To optimize our app for responsive displays, I designed fluid and fixed grids while expressing breakpoints as design tokens that can be easily updated as industry standards evolve.
I crafted a new colour palette based on our marketing rebrand, which users loved. I defined semantic functions and ensured that all contrast ratios complied with WCAG AA standards.
Based on Beamery's current app as well as predicted future needs, I defined commonly-used styling attributes as design tokens.
I defined modern, accessible components while authoring usage and content guidelines to guide designers and developers alike.
These are examples of patterns that can be built out-of-box with minimal custom code. I envisioned a future where designers and developers can build interfaces side-by-side, thereby increasing collaboration and reducing bottlenecks.
While my research and designs were met with praise and excitement, executives were still apprehensive about the project. A new Design System would be costly to set up and it would take a long time to properly implement. As such, only a small (but vocal minority) of people at the company supported the project.
Stakeholder Map
We were at a complete standstill, and this was one of the most challenging parts of the project. I realised that we were focusing too much on decision-makers at the top, and not enough on the actual users of a future Design System: our Engineers, Designers, and Product Managers.

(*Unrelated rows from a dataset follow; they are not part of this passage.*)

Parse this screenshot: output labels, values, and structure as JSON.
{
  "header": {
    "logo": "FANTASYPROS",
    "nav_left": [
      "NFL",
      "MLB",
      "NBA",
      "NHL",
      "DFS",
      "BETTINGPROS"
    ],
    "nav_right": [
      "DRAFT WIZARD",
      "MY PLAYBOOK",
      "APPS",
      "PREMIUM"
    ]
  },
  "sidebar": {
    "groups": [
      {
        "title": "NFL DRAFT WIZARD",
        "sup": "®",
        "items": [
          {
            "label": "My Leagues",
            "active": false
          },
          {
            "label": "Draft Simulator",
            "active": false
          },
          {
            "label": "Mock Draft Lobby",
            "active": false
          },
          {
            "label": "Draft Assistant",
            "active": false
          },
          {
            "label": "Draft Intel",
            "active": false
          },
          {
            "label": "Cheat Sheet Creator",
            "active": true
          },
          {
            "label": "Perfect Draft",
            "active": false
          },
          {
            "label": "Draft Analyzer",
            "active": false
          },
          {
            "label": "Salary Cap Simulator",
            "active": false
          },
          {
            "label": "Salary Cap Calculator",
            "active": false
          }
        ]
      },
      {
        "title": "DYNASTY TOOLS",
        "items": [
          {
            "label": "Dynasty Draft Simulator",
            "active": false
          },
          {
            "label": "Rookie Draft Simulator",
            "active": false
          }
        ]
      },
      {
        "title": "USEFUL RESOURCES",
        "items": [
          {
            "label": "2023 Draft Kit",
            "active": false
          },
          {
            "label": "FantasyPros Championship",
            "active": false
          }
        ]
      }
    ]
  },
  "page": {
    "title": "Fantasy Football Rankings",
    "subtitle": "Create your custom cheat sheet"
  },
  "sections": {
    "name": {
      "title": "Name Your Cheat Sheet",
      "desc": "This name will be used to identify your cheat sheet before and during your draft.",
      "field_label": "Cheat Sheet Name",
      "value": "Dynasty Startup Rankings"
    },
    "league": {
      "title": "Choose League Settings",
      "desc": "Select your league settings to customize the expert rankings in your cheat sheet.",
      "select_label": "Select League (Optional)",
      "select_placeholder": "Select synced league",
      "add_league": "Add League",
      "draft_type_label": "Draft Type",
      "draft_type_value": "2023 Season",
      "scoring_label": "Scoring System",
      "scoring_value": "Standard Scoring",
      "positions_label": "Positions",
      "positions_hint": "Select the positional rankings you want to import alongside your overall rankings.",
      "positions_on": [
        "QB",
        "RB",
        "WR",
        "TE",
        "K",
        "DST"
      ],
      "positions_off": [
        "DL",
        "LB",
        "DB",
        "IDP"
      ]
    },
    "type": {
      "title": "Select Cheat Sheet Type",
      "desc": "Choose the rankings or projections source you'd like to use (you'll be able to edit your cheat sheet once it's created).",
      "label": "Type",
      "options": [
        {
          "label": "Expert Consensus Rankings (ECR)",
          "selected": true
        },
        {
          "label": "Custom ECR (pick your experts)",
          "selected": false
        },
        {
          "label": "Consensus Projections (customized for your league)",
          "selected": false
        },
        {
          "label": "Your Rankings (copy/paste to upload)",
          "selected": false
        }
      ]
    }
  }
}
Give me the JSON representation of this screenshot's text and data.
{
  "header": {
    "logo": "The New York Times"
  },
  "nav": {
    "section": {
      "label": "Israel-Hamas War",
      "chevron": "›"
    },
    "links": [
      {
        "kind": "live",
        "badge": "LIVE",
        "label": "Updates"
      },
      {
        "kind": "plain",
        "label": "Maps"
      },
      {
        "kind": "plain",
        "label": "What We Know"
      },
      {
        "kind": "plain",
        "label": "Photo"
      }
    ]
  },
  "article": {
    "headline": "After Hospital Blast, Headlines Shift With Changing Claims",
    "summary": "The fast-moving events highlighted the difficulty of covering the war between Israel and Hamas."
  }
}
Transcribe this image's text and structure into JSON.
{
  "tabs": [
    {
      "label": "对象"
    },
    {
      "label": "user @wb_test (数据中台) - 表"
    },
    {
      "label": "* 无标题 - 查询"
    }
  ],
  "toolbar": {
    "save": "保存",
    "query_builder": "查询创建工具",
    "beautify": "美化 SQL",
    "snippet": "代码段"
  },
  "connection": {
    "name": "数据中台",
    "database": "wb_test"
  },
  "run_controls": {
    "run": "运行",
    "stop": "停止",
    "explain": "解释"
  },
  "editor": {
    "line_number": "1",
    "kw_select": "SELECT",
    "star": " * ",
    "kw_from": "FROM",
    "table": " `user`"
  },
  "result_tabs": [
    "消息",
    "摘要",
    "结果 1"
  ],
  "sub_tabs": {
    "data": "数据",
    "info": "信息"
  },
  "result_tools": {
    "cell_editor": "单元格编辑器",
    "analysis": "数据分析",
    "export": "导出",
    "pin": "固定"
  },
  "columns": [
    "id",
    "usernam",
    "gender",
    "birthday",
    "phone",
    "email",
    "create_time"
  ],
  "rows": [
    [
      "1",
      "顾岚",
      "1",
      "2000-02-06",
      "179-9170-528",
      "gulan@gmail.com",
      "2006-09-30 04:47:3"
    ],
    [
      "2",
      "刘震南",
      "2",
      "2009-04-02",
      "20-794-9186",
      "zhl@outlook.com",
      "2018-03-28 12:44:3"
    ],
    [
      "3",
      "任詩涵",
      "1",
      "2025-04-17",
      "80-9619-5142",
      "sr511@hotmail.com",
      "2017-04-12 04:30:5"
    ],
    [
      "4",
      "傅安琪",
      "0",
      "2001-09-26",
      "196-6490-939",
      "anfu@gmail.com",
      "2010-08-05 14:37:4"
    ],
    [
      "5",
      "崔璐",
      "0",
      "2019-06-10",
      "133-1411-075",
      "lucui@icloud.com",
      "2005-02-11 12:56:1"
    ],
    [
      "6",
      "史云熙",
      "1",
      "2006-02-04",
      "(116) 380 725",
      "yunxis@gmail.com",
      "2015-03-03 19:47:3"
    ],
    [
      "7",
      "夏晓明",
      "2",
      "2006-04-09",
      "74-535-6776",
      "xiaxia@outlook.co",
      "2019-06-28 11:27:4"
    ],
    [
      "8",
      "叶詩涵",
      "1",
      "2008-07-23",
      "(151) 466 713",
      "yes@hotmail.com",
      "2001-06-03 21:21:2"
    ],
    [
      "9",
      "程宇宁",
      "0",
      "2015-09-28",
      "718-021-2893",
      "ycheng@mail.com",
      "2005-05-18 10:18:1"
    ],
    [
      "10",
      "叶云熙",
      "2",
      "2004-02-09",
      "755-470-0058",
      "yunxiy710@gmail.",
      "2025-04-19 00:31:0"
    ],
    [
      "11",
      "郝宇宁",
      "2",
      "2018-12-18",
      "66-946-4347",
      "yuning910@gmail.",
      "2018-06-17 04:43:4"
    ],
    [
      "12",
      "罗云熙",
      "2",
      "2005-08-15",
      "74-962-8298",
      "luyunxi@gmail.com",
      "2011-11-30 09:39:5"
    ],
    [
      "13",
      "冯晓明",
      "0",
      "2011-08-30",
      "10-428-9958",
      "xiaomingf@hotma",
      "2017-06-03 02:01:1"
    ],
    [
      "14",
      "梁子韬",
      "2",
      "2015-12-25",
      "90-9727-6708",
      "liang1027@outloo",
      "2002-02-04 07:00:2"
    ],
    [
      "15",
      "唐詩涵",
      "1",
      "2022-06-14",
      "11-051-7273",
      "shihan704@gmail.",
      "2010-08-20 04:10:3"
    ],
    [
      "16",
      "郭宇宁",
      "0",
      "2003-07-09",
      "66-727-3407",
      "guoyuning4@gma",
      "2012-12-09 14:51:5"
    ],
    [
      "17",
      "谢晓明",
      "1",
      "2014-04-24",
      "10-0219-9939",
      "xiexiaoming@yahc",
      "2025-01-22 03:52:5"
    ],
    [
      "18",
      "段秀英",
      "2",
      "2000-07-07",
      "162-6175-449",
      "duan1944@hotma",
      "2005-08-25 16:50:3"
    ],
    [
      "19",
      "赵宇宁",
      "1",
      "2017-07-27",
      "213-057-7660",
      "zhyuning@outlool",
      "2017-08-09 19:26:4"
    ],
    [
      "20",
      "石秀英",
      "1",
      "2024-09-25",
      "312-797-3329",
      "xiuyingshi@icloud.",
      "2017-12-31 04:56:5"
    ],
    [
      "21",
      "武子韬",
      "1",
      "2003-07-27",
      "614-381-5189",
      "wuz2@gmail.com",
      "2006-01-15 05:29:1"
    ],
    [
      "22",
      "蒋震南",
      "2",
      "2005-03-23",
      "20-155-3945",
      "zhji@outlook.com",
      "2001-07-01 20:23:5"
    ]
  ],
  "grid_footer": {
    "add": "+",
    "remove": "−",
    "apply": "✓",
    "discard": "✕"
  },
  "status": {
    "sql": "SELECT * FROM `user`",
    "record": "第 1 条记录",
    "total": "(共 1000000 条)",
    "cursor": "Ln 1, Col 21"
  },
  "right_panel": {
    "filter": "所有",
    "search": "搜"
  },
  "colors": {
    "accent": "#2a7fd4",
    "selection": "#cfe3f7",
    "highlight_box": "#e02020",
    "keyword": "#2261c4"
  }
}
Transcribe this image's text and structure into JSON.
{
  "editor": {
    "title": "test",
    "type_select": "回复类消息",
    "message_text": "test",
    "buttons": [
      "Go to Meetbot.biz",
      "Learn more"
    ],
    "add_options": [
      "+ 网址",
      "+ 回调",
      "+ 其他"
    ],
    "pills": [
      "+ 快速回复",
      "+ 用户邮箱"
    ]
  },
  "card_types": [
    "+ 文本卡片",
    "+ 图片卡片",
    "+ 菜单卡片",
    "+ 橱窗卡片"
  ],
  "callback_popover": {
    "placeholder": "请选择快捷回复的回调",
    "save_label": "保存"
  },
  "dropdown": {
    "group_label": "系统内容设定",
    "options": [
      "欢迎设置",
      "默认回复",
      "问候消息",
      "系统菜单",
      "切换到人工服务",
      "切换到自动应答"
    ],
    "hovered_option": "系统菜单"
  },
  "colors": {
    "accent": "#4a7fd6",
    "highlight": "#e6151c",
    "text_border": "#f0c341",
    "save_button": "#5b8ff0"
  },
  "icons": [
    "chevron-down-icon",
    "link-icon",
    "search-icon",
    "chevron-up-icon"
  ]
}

Our executives weren’t swayed by metrics, research, implementation plans, and designs, so I decided to appeal to their human element. Beamery was dealing with cultural challenges, and managers were eager to find ways to increase employee satisfaction and retention.
Internal interviews
Over 5 days, I conducted 12 internal user interviews with Engineers, Designers, and Product Managers to understand their workflows, expectations, and frustrations, while also offering transparency into the project and building early team consensus. From their responses, I generated 5 user personas:
User personas
Connecting the dots
My findings revealed several pain points that could be improved by a Design System. Designers and engineers wanted more guidelines surrounding component use, while our entire team faced mounting technical debt, excessive component-related bugs, and a time-intensive peer review process.
To learn from our employees’ experience and expertise, I surveyed respondents on what factors would lead to the success and failure of a new Design System at Beamery. This served as the basis for the implementation proposal that we presented to executives:
“Having great documentation is just as important as the components”.
“Trying to quantify a Design System’s costs and benefits can be just as expensive as actually doing the work.”
"Expecting everyone to own the Design System results in no one owning it.”
On my final day at Beamery, I presented my internal interview findings to our executives and Product leaders. They were moved and saw that a Design System could not only drive product quality and efficiency but also improve team culture and morale.
After two months of painstaking persistence, our executives agreed to invest in a dedicated Core UX team that will build, support, and implement the new Design System as well as overhauling our frontend structure. The team is currently being recruited and will start operating in early 2021.
We were met with resistance throughout the project, but we succeeded through empathy, perseverance, and centering the needs of users.
Storytelling wins.
Humans are drawn to stories; they help us make sense of the world and share our experiences with others. Where metrics, forecasts, and research insights fail to persuade stakeholders, try storytelling and crafting a compelling narrative.
Treat engineers like users.
Engineers, designers, and product managers are full of valuable insights and relevant experiences. Taking the time to understand their needs yielded insights that changed the course of this project.
Deliberating is expensive.
To work in an agile manner, deliberating the costs and benefits of a project is just as costly as actually doing it. Experimenting, testing, validating, and iterating is more valuable than deliberating.